I love old cookbooks. The recipes are different and they can have some funny line art.

Somewhere I have a James Beard book about outdoor cooking, there are serious cooking rigs. I'll make that a thread of its own when I unpack the book. Wherever it is.


----------



## SmokinAl (Jan 14, 2016)

That sounds like a great idea for a thread! Looking forward to reading it.

Al


----------



## bdskelly (Jan 14, 2016)

Very nice Whistle Berries!  Point

b


----------



## disco (Jan 15, 2016)

Al, you made a bowl of beauty there!

Point

Disco


----------



## phil dugan (Jan 15, 2016)

Looks great I'm going to try them this weekend with ribs .


----------



## SmokinAl (Jan 15, 2016)

BDSkelly said:


> Very nice Whistle Berries!  Point
> 
> b


Thanks B, It's a big favorite around here.

Al


Disco said:


> Al, you made a bowl of beauty there!
> 
> Point
> 
> Disco


Thanks Disco!

Al


Phil Dugan said:


> Looks great I'm going to try them this weekend with ribs .

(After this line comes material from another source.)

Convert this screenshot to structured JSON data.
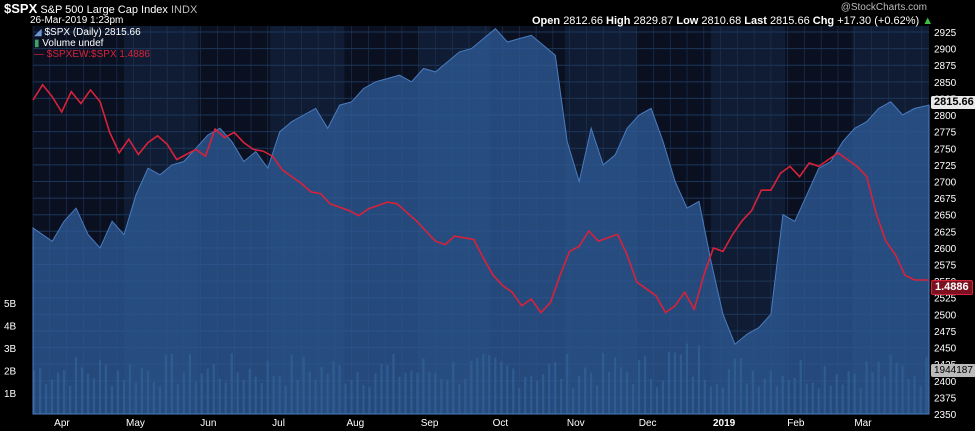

Thanks Phil!  Make sure you let the ribs drip on the beans.

Al


----------



## jimmy1957 (Jan 17, 2016)

Looks good, I will give them a try, My eyes must be getting bad can you tell me what is in the bottom pan right above the wood?


----------



## SmokinAl (Jan 18, 2016)

jimmy1957 said:


> Looks good, I will give them a try, My eyes must be getting bad can you tell me what is in the bottom pan right above the wood?


Jimmy,

I put lava rock in the water pan, then fill it with water. I think it works better than just water.

Al


----------



## gary s (Jan 18, 2016)

Sorry I'm so late to the Party  That is some great looking beans and dogs.  We use to make Beenie Weenies and really liked them  But nothing like yours  Wow   I will for sure give them a try







             
	

	
	
		
		



		
		
	


	





Gary


----------



## jimmy1957 (Jan 21, 2016)

Does that burner get  hot enough to keep those bigger pieces of wood smoking?


----------



## humdinger (Jan 21, 2016)

Hmmm, I was looking for something simple to cook this weekend. I think I've found it!


----------



## SmokinAl (Jan 21, 2016)

gary s said:


> Sorry I'm so late to the Party  That is some great looking beans and dogs.  We use to make Beenie Weenies and really liked them  But nothing like yours  Wow   I will for sure give them a try
> 
> 
> 
> ...


Thanks a lot Gary, I guess I missed your reply somehow. Sorry I'm so late responding.

Thanks for the points too!!

Al


jimmy1957 said:


> Does that burner get  hot enough to keep those bigger pieces of wood smoking?


Yes it does. The chunks will produce good smoke for about 1 1/2 hours, then you need to put another one in there.


Humdinger said:


> Hmmm, I was looking for something simple to cook this weekend. I think I've found it!


 It's a great simple but really good dish.

Let me know how you like it.

Al


----------